MONTPELIER — Vermont has settled two lawsuits that will refund more than $900,000 to 12,500 residents in the state’s fight against third-party charges added to phone bills, sometimes without the consumer authorizing them, Attorney General William Sorrell said Tuesday.
The cases involved landlines and were against 25 vendors of voicemail, email and other services, 11 principals of the companies and two other companies accused of facilitating the marketing or placement of the charges.
The charges from third-party vendors could be listed as “usage charges,” “monthly subscription,” “premium messaging” or simply “charges.” The charges range from a one-time charge of $24.99 a month to monthly fees of $9.99.

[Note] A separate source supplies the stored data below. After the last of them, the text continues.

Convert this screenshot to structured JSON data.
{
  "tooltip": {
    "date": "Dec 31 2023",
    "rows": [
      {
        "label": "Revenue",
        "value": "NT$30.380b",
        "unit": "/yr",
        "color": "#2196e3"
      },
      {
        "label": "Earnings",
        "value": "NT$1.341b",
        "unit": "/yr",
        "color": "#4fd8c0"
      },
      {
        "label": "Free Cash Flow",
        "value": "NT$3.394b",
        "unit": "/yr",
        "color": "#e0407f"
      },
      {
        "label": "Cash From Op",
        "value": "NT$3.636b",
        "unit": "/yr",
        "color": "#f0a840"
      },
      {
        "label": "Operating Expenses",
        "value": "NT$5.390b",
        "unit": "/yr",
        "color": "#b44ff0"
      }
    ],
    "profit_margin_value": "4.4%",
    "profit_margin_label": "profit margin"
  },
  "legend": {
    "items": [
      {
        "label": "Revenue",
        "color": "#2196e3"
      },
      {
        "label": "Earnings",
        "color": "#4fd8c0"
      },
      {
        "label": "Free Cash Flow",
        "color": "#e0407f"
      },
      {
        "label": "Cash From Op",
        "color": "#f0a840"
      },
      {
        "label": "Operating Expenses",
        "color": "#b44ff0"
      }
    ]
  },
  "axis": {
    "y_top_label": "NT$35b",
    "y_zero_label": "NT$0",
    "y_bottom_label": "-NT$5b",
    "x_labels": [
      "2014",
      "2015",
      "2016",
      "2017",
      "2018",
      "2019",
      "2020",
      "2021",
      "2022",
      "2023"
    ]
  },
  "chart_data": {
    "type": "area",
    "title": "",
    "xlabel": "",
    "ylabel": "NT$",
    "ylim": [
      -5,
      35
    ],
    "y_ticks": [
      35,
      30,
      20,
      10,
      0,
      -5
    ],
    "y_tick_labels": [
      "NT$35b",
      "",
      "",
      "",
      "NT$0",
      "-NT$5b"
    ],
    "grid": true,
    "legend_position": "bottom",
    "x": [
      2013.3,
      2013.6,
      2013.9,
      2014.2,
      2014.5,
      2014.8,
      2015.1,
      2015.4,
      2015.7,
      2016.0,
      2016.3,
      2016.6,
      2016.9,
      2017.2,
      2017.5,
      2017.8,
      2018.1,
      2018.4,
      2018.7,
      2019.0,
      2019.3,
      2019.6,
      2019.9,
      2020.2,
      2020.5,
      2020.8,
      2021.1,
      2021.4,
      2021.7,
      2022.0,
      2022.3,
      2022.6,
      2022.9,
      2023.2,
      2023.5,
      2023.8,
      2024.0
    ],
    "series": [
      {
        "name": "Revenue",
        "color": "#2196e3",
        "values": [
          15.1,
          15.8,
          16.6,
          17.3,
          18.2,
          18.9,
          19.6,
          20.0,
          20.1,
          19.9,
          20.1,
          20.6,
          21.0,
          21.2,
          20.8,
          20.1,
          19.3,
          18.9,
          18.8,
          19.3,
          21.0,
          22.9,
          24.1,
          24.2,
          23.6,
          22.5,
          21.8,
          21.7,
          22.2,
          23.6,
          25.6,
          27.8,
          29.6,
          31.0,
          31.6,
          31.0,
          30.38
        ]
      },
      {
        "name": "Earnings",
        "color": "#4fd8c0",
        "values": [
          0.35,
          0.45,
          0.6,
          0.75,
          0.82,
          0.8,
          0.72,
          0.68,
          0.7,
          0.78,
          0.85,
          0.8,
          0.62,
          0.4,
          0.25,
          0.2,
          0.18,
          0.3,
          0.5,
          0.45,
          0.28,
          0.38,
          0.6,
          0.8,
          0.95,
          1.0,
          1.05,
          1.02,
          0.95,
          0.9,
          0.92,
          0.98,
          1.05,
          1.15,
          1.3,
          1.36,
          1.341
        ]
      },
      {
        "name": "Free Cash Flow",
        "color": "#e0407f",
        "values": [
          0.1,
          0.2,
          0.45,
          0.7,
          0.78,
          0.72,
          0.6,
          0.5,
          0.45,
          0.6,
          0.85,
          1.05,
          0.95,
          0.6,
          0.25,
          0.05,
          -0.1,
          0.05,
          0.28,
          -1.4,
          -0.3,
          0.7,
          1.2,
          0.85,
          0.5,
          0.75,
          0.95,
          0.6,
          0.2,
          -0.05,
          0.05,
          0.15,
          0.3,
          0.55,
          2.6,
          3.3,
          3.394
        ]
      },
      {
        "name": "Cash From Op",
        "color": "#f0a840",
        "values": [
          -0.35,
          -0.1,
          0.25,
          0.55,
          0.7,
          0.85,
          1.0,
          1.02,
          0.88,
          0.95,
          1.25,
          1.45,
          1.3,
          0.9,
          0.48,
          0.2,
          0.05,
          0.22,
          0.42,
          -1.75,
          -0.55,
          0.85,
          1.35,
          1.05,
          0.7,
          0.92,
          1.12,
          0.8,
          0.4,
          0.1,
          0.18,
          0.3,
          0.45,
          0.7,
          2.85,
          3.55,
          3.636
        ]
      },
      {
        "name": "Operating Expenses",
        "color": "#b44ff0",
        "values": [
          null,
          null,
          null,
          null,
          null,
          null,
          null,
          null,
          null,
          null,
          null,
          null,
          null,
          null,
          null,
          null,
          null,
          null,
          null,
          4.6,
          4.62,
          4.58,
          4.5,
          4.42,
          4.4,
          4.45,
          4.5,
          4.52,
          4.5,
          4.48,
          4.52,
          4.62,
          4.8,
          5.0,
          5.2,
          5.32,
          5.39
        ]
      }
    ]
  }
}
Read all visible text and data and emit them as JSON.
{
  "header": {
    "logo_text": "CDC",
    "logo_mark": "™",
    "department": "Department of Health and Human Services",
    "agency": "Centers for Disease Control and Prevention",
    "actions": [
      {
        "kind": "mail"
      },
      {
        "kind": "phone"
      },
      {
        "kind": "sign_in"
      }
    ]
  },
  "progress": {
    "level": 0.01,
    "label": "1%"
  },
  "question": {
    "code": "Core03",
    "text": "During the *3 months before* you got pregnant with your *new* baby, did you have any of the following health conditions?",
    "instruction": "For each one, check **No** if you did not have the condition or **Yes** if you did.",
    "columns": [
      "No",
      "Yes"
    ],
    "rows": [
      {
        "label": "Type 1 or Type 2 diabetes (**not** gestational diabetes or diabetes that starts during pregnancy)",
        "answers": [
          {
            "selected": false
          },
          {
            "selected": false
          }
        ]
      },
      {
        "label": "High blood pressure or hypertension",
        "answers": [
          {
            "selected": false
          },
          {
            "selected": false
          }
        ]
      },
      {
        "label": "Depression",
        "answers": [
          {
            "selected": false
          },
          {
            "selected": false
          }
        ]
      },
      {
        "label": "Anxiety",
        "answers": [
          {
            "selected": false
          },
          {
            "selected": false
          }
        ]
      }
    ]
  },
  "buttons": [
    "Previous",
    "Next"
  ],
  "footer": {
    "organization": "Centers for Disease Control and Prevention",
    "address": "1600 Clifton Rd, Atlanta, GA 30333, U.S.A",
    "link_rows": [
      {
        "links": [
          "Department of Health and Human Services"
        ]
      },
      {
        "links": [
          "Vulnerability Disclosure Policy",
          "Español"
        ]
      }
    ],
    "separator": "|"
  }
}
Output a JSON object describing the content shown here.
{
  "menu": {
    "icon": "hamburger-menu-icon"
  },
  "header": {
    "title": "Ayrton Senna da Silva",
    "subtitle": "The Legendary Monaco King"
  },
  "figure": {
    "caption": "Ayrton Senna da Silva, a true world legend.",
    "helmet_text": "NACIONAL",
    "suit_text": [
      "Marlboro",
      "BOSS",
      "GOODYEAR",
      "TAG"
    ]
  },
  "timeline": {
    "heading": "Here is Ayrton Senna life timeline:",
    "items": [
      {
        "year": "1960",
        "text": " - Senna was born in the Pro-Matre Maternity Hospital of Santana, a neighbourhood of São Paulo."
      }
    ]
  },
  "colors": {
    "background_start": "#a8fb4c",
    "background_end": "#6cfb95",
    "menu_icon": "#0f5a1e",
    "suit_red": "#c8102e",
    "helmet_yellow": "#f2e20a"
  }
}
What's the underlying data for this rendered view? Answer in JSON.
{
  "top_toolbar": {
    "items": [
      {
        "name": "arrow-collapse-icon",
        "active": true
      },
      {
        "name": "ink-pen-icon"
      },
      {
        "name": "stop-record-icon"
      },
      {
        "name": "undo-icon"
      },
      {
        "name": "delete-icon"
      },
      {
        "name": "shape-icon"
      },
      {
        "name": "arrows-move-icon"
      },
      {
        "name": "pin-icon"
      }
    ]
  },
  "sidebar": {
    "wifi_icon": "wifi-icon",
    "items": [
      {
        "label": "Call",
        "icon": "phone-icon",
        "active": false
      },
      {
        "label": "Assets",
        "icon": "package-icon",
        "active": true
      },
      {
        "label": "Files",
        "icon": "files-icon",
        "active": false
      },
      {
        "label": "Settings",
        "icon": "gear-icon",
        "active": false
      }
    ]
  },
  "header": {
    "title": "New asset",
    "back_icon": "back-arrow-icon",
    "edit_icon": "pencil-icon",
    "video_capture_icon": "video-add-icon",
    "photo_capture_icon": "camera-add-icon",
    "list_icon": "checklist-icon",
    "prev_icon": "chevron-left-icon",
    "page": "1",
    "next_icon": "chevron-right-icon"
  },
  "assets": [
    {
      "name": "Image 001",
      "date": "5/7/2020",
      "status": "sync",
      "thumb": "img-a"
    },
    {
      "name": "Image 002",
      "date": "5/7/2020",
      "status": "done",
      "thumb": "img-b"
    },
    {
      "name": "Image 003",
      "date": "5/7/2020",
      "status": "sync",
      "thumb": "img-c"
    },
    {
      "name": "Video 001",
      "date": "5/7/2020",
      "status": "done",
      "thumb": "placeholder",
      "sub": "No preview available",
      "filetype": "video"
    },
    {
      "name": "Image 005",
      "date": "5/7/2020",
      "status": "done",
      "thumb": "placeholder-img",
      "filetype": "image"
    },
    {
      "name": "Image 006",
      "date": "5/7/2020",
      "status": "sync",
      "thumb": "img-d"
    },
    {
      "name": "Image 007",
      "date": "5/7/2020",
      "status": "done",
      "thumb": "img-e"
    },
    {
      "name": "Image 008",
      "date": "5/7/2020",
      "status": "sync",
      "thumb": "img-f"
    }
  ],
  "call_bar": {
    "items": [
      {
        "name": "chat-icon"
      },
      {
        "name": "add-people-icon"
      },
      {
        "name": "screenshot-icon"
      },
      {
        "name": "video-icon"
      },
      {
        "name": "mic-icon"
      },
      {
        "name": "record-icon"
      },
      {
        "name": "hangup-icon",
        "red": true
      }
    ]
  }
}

Vermont banned nearly all third-party charges on landline phone bills in 2010, Sorrell said.
His office is now investigating the practice, called cramming, on cellphone bills. The office is leading a 45-state series of negotiations with cellphone companies, not the third-party vendors, to get a handle on how widespread the problem is, he said.
Sixty percent of third-party charges on Vermont mobile phone bills were unauthorized, the University of Vermont found in a survey conducted this year and commissioned by the attorney general’s office.
“If you’ve got a cellphone, be concerned that you’re being crammed or you will be crammed and be vigilant about that,” he said.
Sorrell, who announced last month that he is running for re-election, advises Vermonters to review their cellphone bills, ask their carriers about questionable charges and seek full refunds for unauthorized fees. He also recommends being careful about giving out cellphone numbers and not responding to spam text messages.
With the latest cramming settlement, the attorney general’s office has returned nearly $2.3 million to more than 25,000 Vermonters. Checks from this settlement will go out to consumers in early December.